SUMMARY Transcriptional networks in cancer are a collection of inputs from developmental and cell identity programs, oncogenic proteins, metabolic circuits, and micro-environmental interactions. Together, these culminate to drive disparate stages of tumor initiation, maintenance, and progression. Ependymoma (EPN) is an aggressive form of pediatric brain cancer driven by a single genetic event, a gene fusion between ZFTA and RELA. ZFTA-RELA (denoted ZRFUS) is a potent driver of transformation, and its expression is sufficient to induce EPN when expressed in the developing mouse brain. Despite evidence that ZRFUS functions as an aberrant transcriptional regulator, the downstream mechanisms it utilizes to drive tumorigenesis remain poorly defined. This knowledge gap has hindered the identification of clinically tractable approaches for EPN, which have remained stagnant for over 30 years. Therefore the overarching goal of this proposal is to dissect how ZRFUS impacts and intersects with the diverse transcriptional programs that drive EPN tumorigenesis. To dissect how ZRFUS drives EPN tumorigenesis, we established the first autochthonous mouse model of ZRFUS EPN using in utero electroporation (IUE) of the developing mouse brain. Using this model, we demonstrated that transcription factor (TFs) essential for developmental gliogenesis, such as SOX9, are required for the initiation of ZRFUS EPN development. Barcode screening of these developmental TFs in our model identified ETV5 as a lead candidate that is both necessary and sufficient for ZRFUS progression. Further examination of ETV5 function in EPN revealed that it suppresses gene expression by promoting repressive chromatin states. Among the key target genes repressed by ETV5 is Neuropeptide Y (NPY), a potent neurotransmitter, which we found functions to suppress ZRFUS progression and remodel neuronal synapses in the peritumoral margins towards decreased activity. Based on these compelling preliminary studies, we hypothesize that developmentally encoded TFs govern tumor initiation and manipulate chromatin accessibility that regulate tumor-neuron interactions in the brain microenvironment to drive EPN growth. This hypothesis will be tested in the following aims: 1) Determine how SOX9 impacts ZRFUS EPN initiation through modifying chromatin accessibility, 2) Decipher the role of ETV5 in ZRFUS EPN progression, and 3) Define the role of NPY in remodeling the ependymoma neuronal microenvironment.

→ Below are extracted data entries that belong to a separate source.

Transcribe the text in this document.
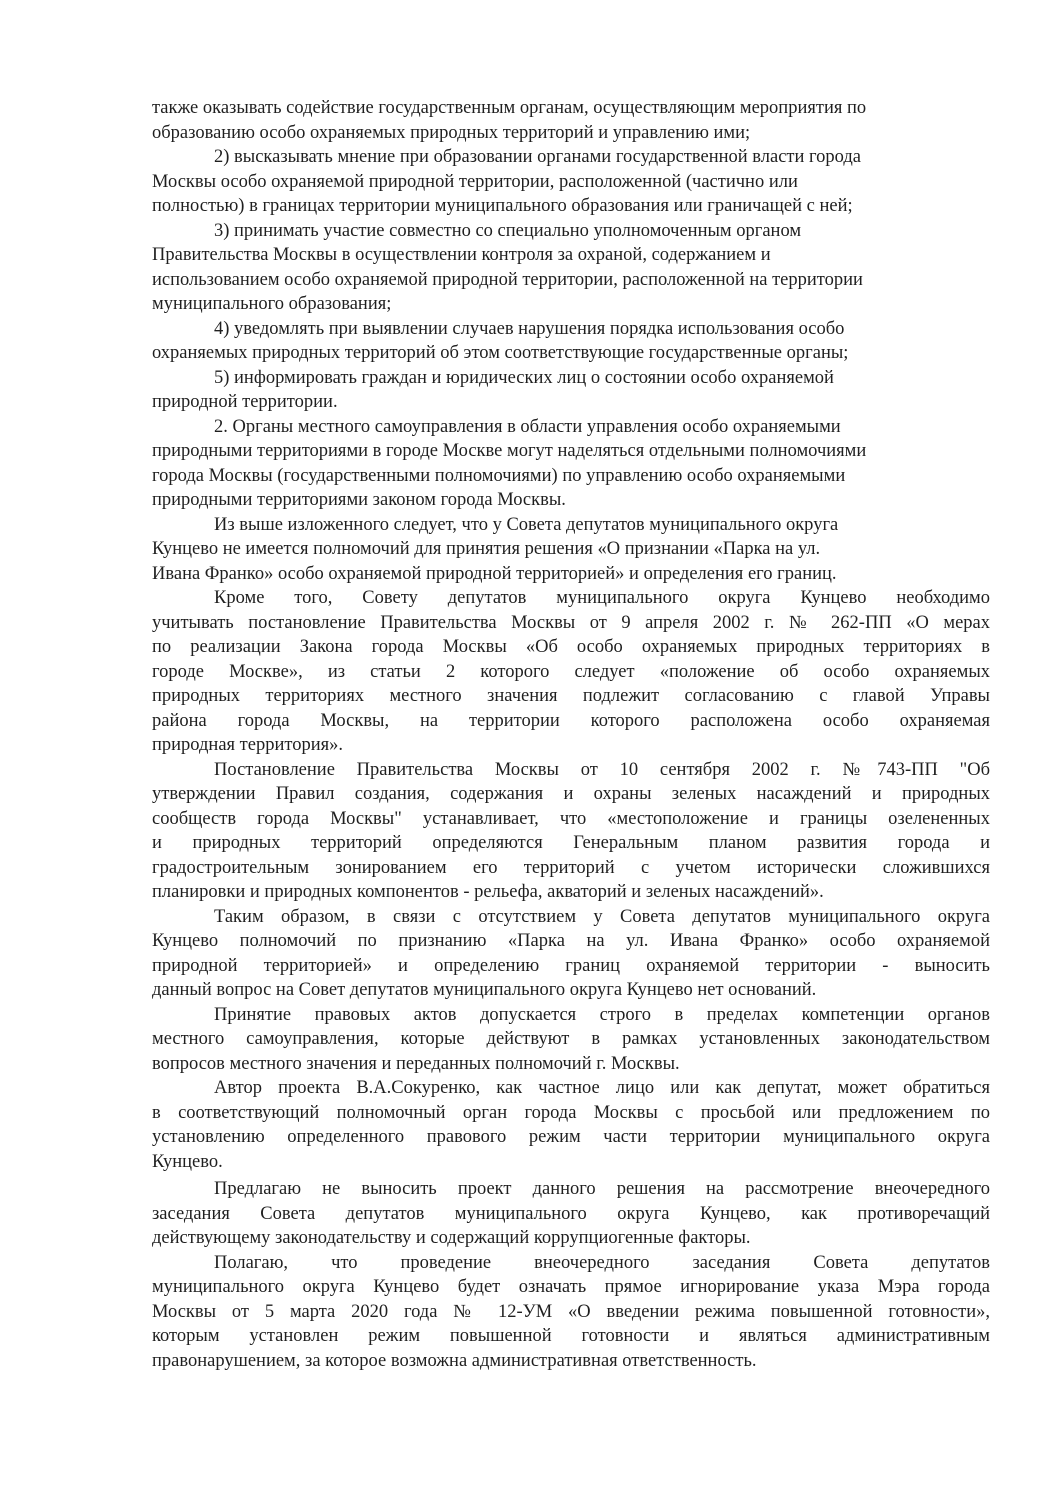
также оказывать содействие государственным органам, осуществляющим мероприятия по
образованию особо охраняемых природных территорий и управлению ими;
2) высказывать мнение при образовании органами государственной власти города
Москвы особо охраняемой природной территории, расположенной (частично или
полностью) в границах территории муниципального образования или граничащей с ней;
3) принимать участие совместно со специально уполномоченным органом
Правительства Москвы в осуществлении контроля за охраной, содержанием и
использованием особо охраняемой природной территории, расположенной на территории
муниципального образования;
4) уведомлять при выявлении случаев нарушения порядка использования особо
охраняемых природных территорий об этом соответствующие государственные органы;
5) информировать граждан и юридических лиц о состоянии особо охраняемой
природной территории.
2. Органы местного самоуправления в области управления особо охраняемыми
природными территориями в городе Москве могут наделяться отдельными полномочиями
города Москвы (государственными полномочиями) по управлению особо охраняемыми
природными территориями законом города Москвы.
Из выше изложенного следует, что у Совета депутатов муниципального округа
Кунцево не имеется полномочий для принятия решения «О признании «Парка на ул.
Ивана Франко» особо охраняемой природной территорией» и определения его границ.
Кроме того, Совету депутатов муниципального округа Кунцево необходимо
учитывать постановление Правительства Москвы от 9 апреля 2002 г. № 262-ПП «О мерах
по реализации Закона города Москвы «Об особо охраняемых природных территориях в
городе Москве», из статьи 2 которого следует «положение об особо охраняемых
природных территориях местного значения подлежит согласованию с главой Управы
района города Москвы, на территории которого расположена особо охраняемая
природная территория».
Постановление Правительства Москвы от 10 сентября 2002 г. №743-ПП "Об
утверждении Правил создания, содержания и охраны зеленых насаждений и природных
сообществ города Москвы" устанавливает, что «местоположение и границы озелененных
и природных территорий определяются Генеральным планом развития города и
градостроительным зонированием его территорий с учетом исторически сложившихся
планировки и природных компонентов - рельефа, акваторий и зеленых насаждений».
Таким образом, в связи с отсутствием у Совета депутатов муниципального округа
Кунцево полномочий по признанию «Парка на ул. Ивана Франко» особо охраняемой
природной территорией» и определению границ охраняемой территории - выносить
данный вопрос на Совет депутатов муниципального округа Кунцево нет оснований.
Принятие правовых актов допускается строго в пределах компетенции органов
местного самоуправления, которые действуют в рамках установленных законодательством
вопросов местного значения и переданных полномочий г. Москвы.
Автор проекта В.А.Сокуренко, как частное лицо или как депутат, может обратиться
в соответствующий полномочный орган города Москвы с просьбой или предложением по
установлению определенного правового режим части территории муниципального округа
Кунцево.
Предлагаю не выносить проект данного решения на рассмотрение внеочередного
заседания Совета депутатов муниципального округа Кунцево, как противоречащий
действующему законодательству и содержащий коррупциогенные факторы.
Полагаю, что проведение внеочередного заседания Совета депутатов
муниципального округа Кунцево будет означать прямое игнорирование указа Мэра города
Москвы от 5 марта 2020 года № 12-УМ «О введении режима повышенной готовности»,
которым установлен режим повышенной готовности и являться административным
правонарушением, за которое возможна административная ответственность.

总结 癌症中的转录网络是来自发育和细胞身份程序的输入的集合， 致癌蛋白、代谢回路和微环境相互作用。这些因素加在一起， 肿瘤起始、维持和进展的不同阶段。室管膜瘤是一种侵袭性的 一个单一的基因事件，ZFTA和RELA之间的基因融合。ZFTA-RELA （表示为ZRFUS）是转化的有力驱动因素，并且其表达足以诱导EPN， 在发育中的小鼠大脑中表达。尽管有证据表明ZRFUS作为一种异常的转录因子发挥作用， 虽然它是一种调节因子，但它用来驱动肿瘤发生的下游机制仍然不清楚。这些知识 这一差距阻碍了临床上易于处理的EPN方法的识别，这些方法在2000年以来一直停滞不前。 超过30年因此，本提案的总体目标是剖析ZRFUS如何影响和 与驱动EPN肿瘤发生的多种转录程序交叉。为了剖析ZRFUS 驱动EPN的肿瘤发生，我们建立了第一个ZRFUS EPN的子宫内原位小鼠模型， 电穿孔（IUE）的小鼠大脑发育。利用这个模型，我们证明了转录因子 (TFs)发育胶质细胞生成所必需的，如SOX 9，是启动ZRFUS EPN所必需的 发展在我们的模型中，这些发育TF的条形码筛选将ETV 5确定为主要候选者 这对于ZRFUS进展来说是必要的和充分的。EPN中ETV 5功能的进一步检查 揭示了它通过促进抑制性染色质状态来抑制基因表达。在关键目标中， 被ETV 5抑制的基因是神经肽Y（NPY），一种有效的神经递质，我们发现它的功能是 抑制ZRFUS进展并重塑肿瘤周围边缘的神经元突触， 活动基于这些令人信服的初步研究，我们假设发育编码的TF 控制肿瘤的发生和操纵染色质的可接近性，从而调节肿瘤-神经元的相互作用 来驱动EPN的生长这一假设将在以下目标中得到检验：1） 确定SOX 9如何通过改变染色质可及性影响ZRFUS EPN起始，2）破译 ETV 5在ZRFUS EPN进展中的作用，以及3）确定NPY在室管膜瘤神经元重塑中的作用 微环境。